“Unflushables”: Establishing a global agenda for action on everyday practices associated with sewer blockages, water quality, and plastic pollution

Date of publication 8 June 2020

Authors Alda‐Vidal, Cecilia; Browne, Alison L.; Hoolohan, Claire.

Sources WIREs Water : e1452, 1-15

DOILink https://doi.org/10.1002/wat2.1452

Abstract

The disposal of unflushable products via the toilet is an enduring problem and increasing contributor to environmental and infrastructural challenges such as fatbergs, water quality and plastic pollution.
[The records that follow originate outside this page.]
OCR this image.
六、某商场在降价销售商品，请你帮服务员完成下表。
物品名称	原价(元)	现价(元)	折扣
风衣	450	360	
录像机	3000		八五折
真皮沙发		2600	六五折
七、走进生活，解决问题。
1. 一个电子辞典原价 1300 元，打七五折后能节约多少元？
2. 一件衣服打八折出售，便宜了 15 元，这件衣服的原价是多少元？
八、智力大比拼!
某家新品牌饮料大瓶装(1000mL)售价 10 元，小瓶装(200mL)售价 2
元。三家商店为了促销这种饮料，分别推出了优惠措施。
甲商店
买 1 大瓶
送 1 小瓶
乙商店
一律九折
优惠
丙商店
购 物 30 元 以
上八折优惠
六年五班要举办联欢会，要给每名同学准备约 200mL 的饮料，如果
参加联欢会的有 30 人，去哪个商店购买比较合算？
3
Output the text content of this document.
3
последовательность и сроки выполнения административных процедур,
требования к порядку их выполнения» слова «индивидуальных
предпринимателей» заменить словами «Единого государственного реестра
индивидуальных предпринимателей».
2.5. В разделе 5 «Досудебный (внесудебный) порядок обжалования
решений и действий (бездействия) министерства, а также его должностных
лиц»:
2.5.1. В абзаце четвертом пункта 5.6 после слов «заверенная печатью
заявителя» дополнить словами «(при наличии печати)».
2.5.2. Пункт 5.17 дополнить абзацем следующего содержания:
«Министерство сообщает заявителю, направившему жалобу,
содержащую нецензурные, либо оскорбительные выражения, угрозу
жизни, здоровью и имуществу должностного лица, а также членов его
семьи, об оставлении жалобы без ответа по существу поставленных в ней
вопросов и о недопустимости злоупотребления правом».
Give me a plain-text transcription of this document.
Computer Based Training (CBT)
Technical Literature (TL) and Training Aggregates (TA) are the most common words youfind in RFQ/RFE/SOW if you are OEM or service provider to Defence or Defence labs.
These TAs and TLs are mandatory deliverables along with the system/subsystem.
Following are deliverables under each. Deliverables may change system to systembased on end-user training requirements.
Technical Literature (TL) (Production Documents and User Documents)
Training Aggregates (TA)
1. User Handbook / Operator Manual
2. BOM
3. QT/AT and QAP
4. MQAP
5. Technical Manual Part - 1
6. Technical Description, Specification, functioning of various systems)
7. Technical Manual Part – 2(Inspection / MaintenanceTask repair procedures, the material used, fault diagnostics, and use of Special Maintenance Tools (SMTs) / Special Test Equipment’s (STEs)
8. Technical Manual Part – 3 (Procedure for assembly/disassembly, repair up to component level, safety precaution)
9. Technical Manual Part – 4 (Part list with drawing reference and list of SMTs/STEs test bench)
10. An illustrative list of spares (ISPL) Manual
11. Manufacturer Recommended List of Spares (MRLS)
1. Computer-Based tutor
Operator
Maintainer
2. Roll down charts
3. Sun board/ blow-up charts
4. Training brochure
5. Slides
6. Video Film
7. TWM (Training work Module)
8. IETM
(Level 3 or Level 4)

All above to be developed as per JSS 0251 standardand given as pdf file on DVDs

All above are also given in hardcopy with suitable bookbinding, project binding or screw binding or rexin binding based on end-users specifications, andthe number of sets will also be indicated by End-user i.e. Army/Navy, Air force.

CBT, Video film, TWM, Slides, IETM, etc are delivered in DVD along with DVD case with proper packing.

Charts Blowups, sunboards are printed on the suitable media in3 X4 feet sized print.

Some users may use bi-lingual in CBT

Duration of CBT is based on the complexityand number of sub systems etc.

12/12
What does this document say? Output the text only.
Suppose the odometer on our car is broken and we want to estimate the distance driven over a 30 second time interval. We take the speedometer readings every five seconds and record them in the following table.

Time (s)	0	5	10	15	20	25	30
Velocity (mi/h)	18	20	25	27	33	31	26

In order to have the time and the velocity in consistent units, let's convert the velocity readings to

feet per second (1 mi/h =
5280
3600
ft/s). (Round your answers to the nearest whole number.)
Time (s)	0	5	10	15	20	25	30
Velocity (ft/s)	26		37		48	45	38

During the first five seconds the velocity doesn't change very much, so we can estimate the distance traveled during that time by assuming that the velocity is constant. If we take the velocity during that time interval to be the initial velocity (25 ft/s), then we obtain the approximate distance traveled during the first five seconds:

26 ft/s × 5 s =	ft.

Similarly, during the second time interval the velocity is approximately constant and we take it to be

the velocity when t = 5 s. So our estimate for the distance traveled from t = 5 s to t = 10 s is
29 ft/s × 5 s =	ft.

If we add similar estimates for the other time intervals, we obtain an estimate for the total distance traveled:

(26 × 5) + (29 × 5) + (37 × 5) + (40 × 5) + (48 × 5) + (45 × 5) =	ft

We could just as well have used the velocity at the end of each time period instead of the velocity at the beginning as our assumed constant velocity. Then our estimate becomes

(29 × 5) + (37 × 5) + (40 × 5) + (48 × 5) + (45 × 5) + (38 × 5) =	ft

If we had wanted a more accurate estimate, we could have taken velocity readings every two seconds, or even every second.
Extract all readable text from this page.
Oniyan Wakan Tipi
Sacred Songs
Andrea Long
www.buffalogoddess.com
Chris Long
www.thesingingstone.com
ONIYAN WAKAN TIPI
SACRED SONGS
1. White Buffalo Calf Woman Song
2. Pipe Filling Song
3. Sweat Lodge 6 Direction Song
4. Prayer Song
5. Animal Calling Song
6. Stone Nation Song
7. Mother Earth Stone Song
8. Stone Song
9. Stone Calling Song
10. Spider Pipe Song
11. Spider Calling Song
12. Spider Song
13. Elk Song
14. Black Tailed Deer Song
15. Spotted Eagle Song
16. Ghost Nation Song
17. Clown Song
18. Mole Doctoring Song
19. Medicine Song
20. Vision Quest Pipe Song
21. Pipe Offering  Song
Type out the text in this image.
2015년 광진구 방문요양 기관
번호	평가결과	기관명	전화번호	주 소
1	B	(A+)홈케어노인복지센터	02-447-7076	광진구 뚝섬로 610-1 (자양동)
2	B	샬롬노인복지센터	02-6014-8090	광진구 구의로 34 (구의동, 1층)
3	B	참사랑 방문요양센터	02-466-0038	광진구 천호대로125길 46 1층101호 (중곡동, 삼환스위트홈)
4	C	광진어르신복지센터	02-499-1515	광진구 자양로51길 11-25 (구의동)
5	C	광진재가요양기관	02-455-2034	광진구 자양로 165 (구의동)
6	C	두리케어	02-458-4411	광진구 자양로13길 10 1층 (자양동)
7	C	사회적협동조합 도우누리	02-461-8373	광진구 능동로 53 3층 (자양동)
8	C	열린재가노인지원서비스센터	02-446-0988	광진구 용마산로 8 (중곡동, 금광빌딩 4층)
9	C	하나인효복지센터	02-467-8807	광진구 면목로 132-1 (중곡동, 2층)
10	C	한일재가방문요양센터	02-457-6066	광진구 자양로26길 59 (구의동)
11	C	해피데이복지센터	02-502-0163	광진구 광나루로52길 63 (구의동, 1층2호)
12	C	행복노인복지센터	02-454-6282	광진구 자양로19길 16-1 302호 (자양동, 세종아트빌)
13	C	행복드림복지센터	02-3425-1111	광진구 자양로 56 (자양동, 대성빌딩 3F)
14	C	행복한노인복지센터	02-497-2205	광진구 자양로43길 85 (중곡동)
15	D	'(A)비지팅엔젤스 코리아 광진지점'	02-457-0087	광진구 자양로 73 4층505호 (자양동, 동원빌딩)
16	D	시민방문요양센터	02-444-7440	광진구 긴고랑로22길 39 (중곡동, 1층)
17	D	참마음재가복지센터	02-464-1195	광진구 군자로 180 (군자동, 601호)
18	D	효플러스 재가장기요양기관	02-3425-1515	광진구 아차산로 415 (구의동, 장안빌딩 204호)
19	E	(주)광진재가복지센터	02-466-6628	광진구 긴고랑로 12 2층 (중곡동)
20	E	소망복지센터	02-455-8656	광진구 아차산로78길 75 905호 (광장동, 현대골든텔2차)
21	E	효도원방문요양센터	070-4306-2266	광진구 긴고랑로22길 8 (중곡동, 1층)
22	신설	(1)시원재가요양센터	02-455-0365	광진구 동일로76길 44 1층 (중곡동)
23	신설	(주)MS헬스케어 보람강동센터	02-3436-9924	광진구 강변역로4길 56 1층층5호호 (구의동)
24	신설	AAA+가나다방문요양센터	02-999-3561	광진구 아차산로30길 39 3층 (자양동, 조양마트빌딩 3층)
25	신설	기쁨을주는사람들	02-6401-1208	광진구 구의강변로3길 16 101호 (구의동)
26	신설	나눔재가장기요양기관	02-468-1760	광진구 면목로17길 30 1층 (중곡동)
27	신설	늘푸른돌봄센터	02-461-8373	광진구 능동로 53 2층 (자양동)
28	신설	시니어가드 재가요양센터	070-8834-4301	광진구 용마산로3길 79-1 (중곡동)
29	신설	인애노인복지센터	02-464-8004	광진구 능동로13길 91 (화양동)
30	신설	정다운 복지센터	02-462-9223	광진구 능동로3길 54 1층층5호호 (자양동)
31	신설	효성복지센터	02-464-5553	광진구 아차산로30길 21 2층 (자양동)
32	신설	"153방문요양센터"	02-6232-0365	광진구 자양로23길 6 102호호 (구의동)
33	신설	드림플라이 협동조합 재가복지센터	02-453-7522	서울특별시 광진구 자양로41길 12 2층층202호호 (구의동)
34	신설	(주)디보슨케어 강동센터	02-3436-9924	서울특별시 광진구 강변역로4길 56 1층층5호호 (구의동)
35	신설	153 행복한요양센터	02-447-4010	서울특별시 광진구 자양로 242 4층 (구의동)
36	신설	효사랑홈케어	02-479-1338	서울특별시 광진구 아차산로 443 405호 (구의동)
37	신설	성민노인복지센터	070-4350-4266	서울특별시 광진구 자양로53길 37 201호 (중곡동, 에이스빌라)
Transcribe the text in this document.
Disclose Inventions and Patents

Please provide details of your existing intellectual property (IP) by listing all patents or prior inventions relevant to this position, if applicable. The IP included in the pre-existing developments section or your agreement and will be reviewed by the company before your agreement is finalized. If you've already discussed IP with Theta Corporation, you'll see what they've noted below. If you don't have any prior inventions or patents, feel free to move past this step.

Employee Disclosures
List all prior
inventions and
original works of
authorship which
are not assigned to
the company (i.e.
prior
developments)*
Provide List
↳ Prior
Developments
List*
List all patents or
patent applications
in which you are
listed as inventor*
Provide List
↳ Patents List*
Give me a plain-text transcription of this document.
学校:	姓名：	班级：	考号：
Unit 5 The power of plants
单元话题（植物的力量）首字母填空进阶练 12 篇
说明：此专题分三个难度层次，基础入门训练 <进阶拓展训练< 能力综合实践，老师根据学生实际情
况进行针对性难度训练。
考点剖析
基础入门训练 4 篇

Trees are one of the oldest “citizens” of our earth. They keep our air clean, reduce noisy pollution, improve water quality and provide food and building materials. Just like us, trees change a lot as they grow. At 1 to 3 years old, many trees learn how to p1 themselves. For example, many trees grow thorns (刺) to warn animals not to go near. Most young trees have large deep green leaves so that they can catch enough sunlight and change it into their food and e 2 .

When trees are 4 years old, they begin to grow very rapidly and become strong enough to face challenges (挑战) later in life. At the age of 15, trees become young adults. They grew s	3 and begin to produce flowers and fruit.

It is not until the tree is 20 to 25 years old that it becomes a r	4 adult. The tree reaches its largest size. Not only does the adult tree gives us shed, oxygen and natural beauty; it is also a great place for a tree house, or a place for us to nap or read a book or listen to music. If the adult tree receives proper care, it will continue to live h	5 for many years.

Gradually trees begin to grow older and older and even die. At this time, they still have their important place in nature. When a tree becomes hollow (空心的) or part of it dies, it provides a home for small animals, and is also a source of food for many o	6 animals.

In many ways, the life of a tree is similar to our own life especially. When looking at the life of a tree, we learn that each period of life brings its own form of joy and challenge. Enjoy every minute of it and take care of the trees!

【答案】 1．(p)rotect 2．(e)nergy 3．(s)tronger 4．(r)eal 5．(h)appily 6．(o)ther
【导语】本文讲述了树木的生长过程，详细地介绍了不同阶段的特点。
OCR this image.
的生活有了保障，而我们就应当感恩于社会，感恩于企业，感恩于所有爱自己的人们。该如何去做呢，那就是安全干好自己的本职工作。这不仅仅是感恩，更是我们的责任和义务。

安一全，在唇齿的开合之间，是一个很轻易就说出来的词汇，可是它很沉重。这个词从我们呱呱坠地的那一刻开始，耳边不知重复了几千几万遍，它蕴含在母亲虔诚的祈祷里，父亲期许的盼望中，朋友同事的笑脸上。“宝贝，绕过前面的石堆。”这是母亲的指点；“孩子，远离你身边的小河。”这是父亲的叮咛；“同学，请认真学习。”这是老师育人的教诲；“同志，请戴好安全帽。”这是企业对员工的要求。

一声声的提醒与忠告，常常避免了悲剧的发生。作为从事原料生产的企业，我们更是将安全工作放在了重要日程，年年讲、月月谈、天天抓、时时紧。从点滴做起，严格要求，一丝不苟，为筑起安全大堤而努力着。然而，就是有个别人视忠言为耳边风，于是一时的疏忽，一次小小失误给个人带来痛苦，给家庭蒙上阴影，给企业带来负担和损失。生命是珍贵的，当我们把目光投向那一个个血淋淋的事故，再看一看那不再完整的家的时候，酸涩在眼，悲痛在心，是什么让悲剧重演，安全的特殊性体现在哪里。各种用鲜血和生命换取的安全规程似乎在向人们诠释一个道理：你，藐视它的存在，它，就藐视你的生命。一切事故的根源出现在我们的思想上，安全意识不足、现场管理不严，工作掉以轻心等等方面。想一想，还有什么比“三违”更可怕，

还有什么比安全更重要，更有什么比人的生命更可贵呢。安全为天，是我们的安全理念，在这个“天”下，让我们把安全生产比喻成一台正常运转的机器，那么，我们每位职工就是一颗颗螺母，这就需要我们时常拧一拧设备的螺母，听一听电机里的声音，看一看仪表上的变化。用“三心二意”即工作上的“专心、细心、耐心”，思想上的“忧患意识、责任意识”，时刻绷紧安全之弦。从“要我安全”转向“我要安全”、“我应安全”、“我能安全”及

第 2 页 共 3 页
Rising scientific and public interest in “throw-away” cultures, and renewed government pressure for water and sewerage companies to act as custodians of water resources, raises questions about how and why impactful disposal practices occur and what might be done to change them. To date there has been little systematic research on unflushable products, and little is known about the routines and practices through which unflushable products find their way into wastewater systems. This paper reviews social science research including historical, sociological, and anthropological studies of cleanliness and hygiene, as well as sociotechnical approaches to the study of household practices and infrastructures to understand the challenges of unflushables. Based on this research, the paper offers a new conceptualization of the unflushables challenge. We argue that unflushables are a distributed problem, one that is not the direct consequence of either individual behavior, product design or infrastructural decline, but the outcome of myriad social, cultural and material developments in society. These include diversity in “flushing” cultures, gendered expectations in cleanliness practices; the evolution of conventions around cleanliness and hygiene; infrastructural imaginaries and expectations; and political dimensions of infrastructural development and maintenance. We demonstrate how social science research is essential in defining a new global research agenda on unflushables that further aids the design of new intervention and policy pathways.

TSC Opinion

Il faudrait peut-être créer une rubrique « Comportement citoyen » pour classer cet article. Il semble que pour beaucoup le « flush » des toilettes ait un côté magique qui fait disparaitre des choses dont on ne sait que faire. Pour certaines matières c’est légitime, mais pour le plastique un peu moins, sauf si c’est du microplastique qui a transité dans notre système digestif. Je vous passe la discussion sur les différences hommes/femmes. Un article ethnographique à savourer tranquillement dans un coin, petit ou non.